Optimization usually comes after the initial release and after thorough debugging and the trial by fire that is thousands of users banging away at it in unexpected ways. You don't typically optimize the first version heavily, as working right is more important than working efficiently, and optimizations are notorious for destabilizing code.
You really can't start optimizing until your algorithms are in place and rock solid. It's mostly a time-consuming job consisting of a great many tiny improvements, each of which might shave off only a couple microseconds or a few clock cycles, but in aggregate can accumulate into milliseconds. Once in awhile you find a way to make some routine way, way faster just by re-thinking its logic. If it's a low-level function that gets called often, the improvement can be dramatic.

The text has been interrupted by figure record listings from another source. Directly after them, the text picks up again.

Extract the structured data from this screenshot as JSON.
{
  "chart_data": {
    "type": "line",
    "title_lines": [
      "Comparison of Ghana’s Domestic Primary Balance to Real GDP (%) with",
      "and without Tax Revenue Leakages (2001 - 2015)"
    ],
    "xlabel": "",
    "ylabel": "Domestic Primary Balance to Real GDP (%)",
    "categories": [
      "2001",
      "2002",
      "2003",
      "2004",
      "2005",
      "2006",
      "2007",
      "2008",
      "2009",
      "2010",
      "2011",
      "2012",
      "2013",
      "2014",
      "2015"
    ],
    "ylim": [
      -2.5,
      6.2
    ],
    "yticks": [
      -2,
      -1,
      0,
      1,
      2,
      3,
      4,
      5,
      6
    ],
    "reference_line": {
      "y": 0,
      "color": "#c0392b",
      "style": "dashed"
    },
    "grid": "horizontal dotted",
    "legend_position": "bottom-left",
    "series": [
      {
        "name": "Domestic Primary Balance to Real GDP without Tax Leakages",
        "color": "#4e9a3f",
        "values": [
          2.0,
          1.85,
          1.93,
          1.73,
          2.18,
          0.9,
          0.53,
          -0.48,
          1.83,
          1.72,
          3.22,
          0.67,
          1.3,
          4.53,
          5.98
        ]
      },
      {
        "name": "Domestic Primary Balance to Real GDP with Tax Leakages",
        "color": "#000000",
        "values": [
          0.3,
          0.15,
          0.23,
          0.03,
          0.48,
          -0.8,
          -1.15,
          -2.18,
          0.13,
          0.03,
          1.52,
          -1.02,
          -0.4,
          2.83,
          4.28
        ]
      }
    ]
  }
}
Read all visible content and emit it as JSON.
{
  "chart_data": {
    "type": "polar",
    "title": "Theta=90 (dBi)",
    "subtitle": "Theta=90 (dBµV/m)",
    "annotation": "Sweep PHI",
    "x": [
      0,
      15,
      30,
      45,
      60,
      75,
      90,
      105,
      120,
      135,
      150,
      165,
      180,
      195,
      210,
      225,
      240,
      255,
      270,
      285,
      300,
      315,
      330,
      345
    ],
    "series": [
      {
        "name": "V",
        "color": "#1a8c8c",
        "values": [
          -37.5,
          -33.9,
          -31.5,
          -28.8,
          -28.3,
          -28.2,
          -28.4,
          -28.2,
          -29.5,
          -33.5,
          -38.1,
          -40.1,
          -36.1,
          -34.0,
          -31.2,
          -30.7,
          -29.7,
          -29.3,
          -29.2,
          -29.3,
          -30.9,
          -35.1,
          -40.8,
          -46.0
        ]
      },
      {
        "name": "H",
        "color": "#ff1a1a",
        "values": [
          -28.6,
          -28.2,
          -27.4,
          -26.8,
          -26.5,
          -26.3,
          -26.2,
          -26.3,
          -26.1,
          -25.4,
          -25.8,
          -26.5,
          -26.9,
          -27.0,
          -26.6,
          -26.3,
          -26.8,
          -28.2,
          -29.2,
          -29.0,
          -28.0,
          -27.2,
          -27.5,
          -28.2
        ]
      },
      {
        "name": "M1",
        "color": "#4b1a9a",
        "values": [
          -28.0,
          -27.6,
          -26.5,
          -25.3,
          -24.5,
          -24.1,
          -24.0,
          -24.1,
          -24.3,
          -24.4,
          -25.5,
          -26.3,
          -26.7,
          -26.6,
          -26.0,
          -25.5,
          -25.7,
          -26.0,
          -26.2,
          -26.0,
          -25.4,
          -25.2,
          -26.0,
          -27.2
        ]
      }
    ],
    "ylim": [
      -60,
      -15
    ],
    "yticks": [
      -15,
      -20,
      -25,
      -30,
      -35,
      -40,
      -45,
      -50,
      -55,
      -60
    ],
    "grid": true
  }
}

Optimization usually doesn't involve changing algorithms, but rather making existing algorithms more efficient. Little things like using a rotate-right instruction instead of dividing by two, replacing functions with inline macros, using integer math where appropriate, or not checking a variable for validity in a loop once you're sure it'll always be valid. You can only do these things after you've achieved a high degree of confidence in the algorithms and have a good test suite to verify that the optimized version produces exactly the same results as before.
Some optimizations are as easy as updating your compiler. Compilers keep getting smarter about optimizing on the fly. So at least some of the speed-up could just come down to using a new compiler.